Quelques jours avant l’arrestation du colonel Jean de Dieu Mambweni, « Congo files », une fuite sans précédent des milliers de pages de documents confidentiels des Nations unies, en rapport avec l’assassinat de Michael Sharp et Zaida Catalan, a remis cette affaire sur la sellette. Selon RFI, Le Monde, Foreign Policy, Süddeutsche Zeintung et la télévision suédoise SVT, qui ont exploité ces milliers de pages, certains officiers de l’armée congolaise ont joué un rôle trouble.

Suite à la publication des « Congo files », la fédération regroupant les syndicats d’employés de l’ONU avait demandé une nouvelle enquête pour élucider l’assassinat de leurs deux collègues au Kasaï.

Réagissant sur RFI, le Ministre de la communication et porte-parole du gouvernement congolais, Lambert Mende, a estimé que:

Il faut donc qu’on n’arrête de monter en épingle les commentaires de leurs collègues, qui n’ont en l’espèce aucun statut juridique, aucune autorité de la chose jugée; Parce qu’on peut comprendre humainement leur impatience de voir la justice être dite mais l’on ne devrait pas s’en servir pour incriminer qui que ce soit, que ce soit les militaires ou les membres de service de sécurité.
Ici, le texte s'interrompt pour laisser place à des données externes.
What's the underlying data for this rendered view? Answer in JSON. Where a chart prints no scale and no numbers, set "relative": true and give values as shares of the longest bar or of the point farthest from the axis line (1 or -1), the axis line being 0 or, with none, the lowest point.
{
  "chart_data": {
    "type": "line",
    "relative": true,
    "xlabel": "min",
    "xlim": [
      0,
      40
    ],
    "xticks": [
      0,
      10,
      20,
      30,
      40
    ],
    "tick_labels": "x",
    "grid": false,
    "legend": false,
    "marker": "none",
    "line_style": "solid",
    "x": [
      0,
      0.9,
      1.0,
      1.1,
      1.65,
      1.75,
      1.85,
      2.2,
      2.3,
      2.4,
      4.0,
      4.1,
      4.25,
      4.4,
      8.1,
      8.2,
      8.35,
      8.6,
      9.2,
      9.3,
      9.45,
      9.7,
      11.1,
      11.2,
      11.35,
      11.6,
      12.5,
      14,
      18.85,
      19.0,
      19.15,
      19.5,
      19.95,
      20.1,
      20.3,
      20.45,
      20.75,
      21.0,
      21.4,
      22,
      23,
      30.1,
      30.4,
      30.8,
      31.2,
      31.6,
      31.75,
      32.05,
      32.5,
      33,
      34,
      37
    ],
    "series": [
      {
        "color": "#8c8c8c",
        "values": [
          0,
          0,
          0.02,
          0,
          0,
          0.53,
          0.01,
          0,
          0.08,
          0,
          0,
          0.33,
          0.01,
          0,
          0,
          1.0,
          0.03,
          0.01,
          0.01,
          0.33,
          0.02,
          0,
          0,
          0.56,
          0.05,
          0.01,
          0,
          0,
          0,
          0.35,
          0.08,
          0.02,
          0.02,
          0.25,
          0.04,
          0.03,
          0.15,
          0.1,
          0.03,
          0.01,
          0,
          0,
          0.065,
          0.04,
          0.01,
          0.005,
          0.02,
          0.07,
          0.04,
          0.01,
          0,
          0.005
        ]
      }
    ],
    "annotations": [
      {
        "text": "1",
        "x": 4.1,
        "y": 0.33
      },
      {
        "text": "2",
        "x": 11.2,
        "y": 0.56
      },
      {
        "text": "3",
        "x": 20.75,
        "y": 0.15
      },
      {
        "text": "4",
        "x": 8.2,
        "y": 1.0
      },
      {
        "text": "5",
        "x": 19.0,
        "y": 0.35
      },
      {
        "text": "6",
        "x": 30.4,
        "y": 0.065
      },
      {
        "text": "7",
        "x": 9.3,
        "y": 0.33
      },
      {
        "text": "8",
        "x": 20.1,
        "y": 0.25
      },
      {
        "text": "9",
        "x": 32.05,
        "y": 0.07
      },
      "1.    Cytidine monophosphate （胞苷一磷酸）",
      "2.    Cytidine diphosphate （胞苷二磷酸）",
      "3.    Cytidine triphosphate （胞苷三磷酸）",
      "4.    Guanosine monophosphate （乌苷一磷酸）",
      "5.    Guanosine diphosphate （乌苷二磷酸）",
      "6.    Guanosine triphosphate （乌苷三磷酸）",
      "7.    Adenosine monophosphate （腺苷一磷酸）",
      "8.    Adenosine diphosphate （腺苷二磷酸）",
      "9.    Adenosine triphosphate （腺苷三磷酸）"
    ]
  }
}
J’ai l’impression plutôt qu’au niveau du secrétaire général, il y a de bons juristes qui comprennent que, lorsqu’un procès est en cours, on n’en fait pas une procédure parallèle dans les médias. Il n’y a aucune raison que monsieur le secrétaire général des Nations unies soit complice de je ne sais quel mauvais comportement de la part des autorités judiciaires congolaises, dans la mesure où le numéro Un du parquet militaire congolais est descendu à Kananga. Donc on fait confiance justement à la justice militaire congolaise, qui a plutôt bonne réputation.

A aucun moment, nous n’avons pensé que notre État était constitué d’anges, de gens qui se comportent toujours correctement. Si nous pensions cela, nous n’aurions jamais créé dans ce pays la justice militaire, nous savons très bien que dans notre armée comme dans toute autre armée du monde, dans notre police également, il peut y avoir des brebis galeuses.

Lambert Mende avait lancé un appel aux auteurs de « Congo Files » de mettre à la disposition des autorités judiciaires congolaises compétentes, toute information susceptible de faire avancer la recherche de la vérité.